On Sep 16, 2005, at 11:07 AM, Jeff wrote:

There shouldn't be a problem if:

server A is ver 4.0.x
server B is ver 4.1.x

should there?


There will totally by a problem here... The 4.1 server will take the 4.0 feed without issue. The 4.1 server however puts all sorts of information into the binary log which isn't in the original query, like what sort of collation to use, and which character set it uses and so on... 4.0 doesn't understand such commands and lots of things break in this situation.

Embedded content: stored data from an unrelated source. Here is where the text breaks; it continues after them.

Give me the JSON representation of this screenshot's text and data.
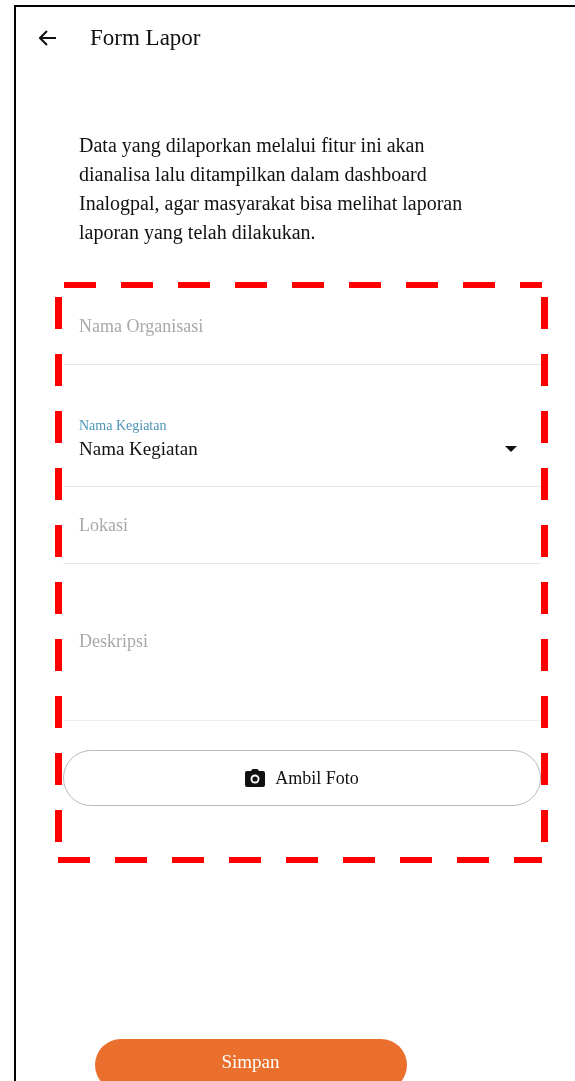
{
  "header": {
    "title": "Form Lapor"
  },
  "description": "Data yang dilaporkan melalui fitur ini akan\ndianalisa lalu ditampilkan dalam dashboard\nInalogpal, agar masyarakat bisa melihat laporan\nlaporan yang telah dilakukan.",
  "fields": [
    {
      "kind": "text",
      "placeholder": "Nama Organisasi"
    },
    {
      "kind": "dropdown",
      "label": "Nama Kegiatan",
      "value": "Nama Kegiatan"
    },
    {
      "kind": "text",
      "placeholder": "Lokasi"
    },
    {
      "kind": "textarea",
      "placeholder": "Deskripsi"
    }
  ],
  "photo_button": {
    "label": "Ambil Foto"
  },
  "submit_button": {
    "label": "Simpan"
  }
}
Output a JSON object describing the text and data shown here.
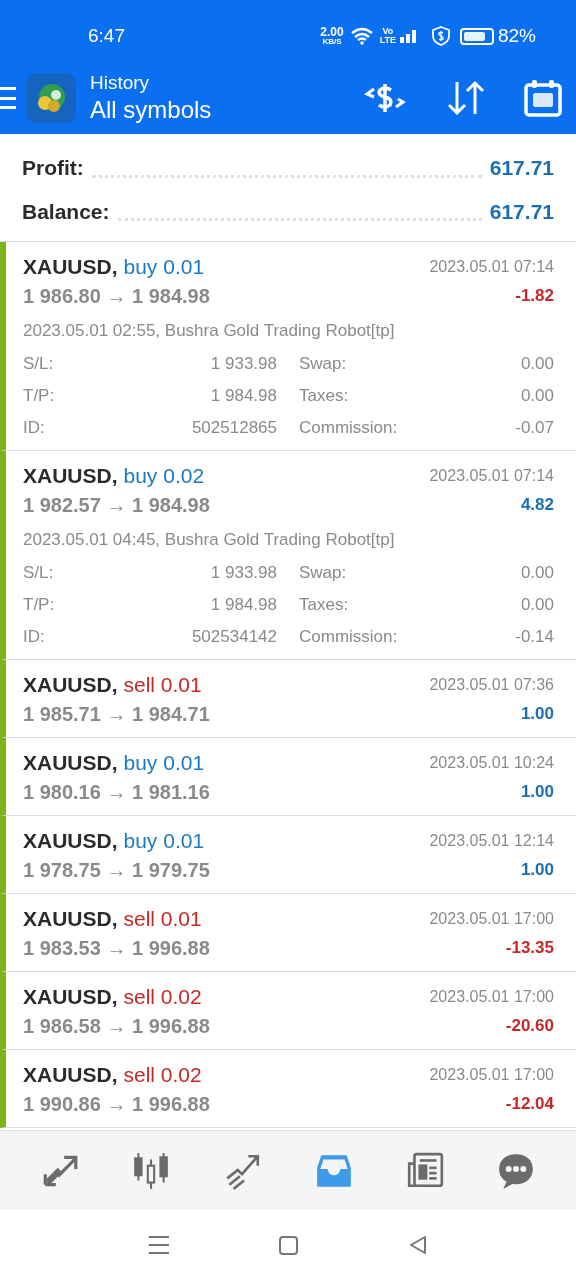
{
  "status_bar": {
    "time": "6:47",
    "speed": "2.00",
    "speed_unit": "KB/S",
    "network_top": "Vo",
    "network_bottom": "LTE",
    "battery": "82%"
  },
  "header": {
    "title": "History",
    "subtitle": "All symbols"
  },
  "summary": [
    {
      "label": "Profit:",
      "value": "617.71"
    },
    {
      "label": "Balance:",
      "value": "617.71"
    }
  ],
  "deals": [
    {
      "symbol": "XAUUSD,",
      "sell": false,
      "order": "buy 0.01",
      "time": "2023.05.01 07:14",
      "prices": "1 986.80 → 1 984.98",
      "profit": "-1.82",
      "loss": true,
      "expanded": true,
      "comment": "2023.05.01 02:55, Bushra Gold Trading Robot[tp]",
      "details": [
        [
          "S/L:",
          "1 933.98",
          "Swap:",
          "0.00"
        ],
        [
          "T/P:",
          "1 984.98",
          "Taxes:",
          "0.00"
        ],
        [
          "ID:",
          "502512865",
          "Commission:",
          "-0.07"
        ]
      ]
    },
    {
      "symbol": "XAUUSD,",
      "sell": false,
      "order": "buy 0.02",
      "time": "2023.05.01 07:14",
      "prices": "1 982.57 → 1 984.98",
      "profit": "4.82",
      "loss": false,
      "expanded": true,
      "comment": "2023.05.01 04:45, Bushra Gold Trading Robot[tp]",
      "details": [
        [
          "S/L:",
          "1 933.98",
          "Swap:",
          "0.00"
        ],
        [
          "T/P:",
          "1 984.98",
          "Taxes:",
          "0.00"
        ],
        [
          "ID:",
          "502534142",
          "Commission:",
          "-0.14"
        ]
      ]
    },
    {
      "symbol": "XAUUSD,",
      "sell": true,
      "order": "sell 0.01",
      "time": "2023.05.01 07:36",
      "prices": "1 985.71 → 1 984.71",
      "profit": "1.00",
      "loss": false,
      "expanded": false
    },
    {
      "symbol": "XAUUSD,",
      "sell": false,
      "order": "buy 0.01",
      "time": "2023.05.01 10:24",
      "prices": "1 980.16 → 1 981.16",
      "profit": "1.00",
      "loss": false,
      "expanded": false
    },
    {
      "symbol": "XAUUSD,",
      "sell": false,
      "order": "buy 0.01",
      "time": "2023.05.01 12:14",
      "prices": "1 978.75 → 1 979.75",
      "profit": "1.00",
      "loss": false,
      "expanded": false
    },
    {
      "symbol": "XAUUSD,",
      "sell": true,
      "order": "sell 0.01",
      "time": "2023.05.01 17:00",
      "prices": "1 983.53 → 1 996.88",
      "profit": "-13.35",
      "loss": true,
      "expanded": false
    },
    {
      "symbol": "XAUUSD,",
      "sell": true,
      "order": "sell 0.02",
      "time": "2023.05.01 17:00",
      "prices": "1 986.58 → 1 996.88",
      "profit": "-20.60",
      "loss": true,
      "expanded": false
    },
    {
      "symbol": "XAUUSD,",
      "sell": true,
      "order": "sell 0.02",
      "time": "2023.05.01 17:00",
      "prices": "1 990.86 → 1 996.88",
      "profit": "-12.04",
      "loss": true,
      "expanded": false
    }
  ],
  "bottom_nav": [
    {
      "kind": "trade",
      "selected": false
    },
    {
      "kind": "quotes",
      "selected": false
    },
    {
      "kind": "chart",
      "selected": false
    },
    {
      "kind": "history",
      "selected": true
    },
    {
      "kind": "news",
      "selected": false
    },
    {
      "kind": "chat",
      "selected": false
    }
  ]
}
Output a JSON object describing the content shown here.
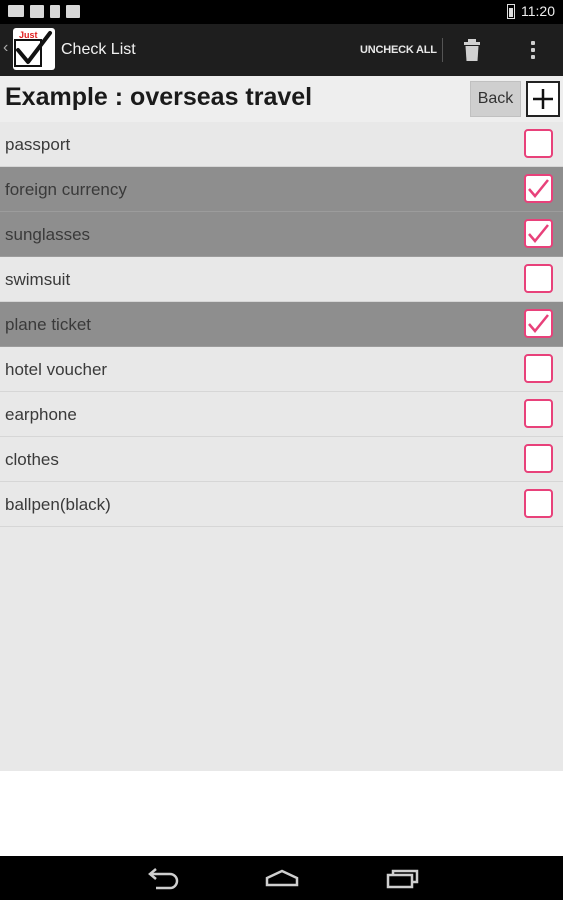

As a side note we deploy servers in pairs, with circular replication. We did three and four server circles, but it gets messy if replication stops somewhere, the data becomes unpredictably inconsistent (assuming all the servers in the circle are getting production updates). Now we do simple two way replication between a pair, and we hang a third server off the pair somewhere just reading... the third server we use for backups, data dumps, reports and other non production issues. Essentially it is something like A<- >B->C, where A and B have two way replication and C is used for backups/reports etc... anything that changes the data happens on A or B.

We do some other black magic to manage the replication on C so it's perpetually behind the master servers by between 15 minutes and 2 hours... that way if we have a stupid operator error or some other data corrupting event we can stop replication on the backup server before it executes and start from there rather than having to go back to yesterdays backup or something.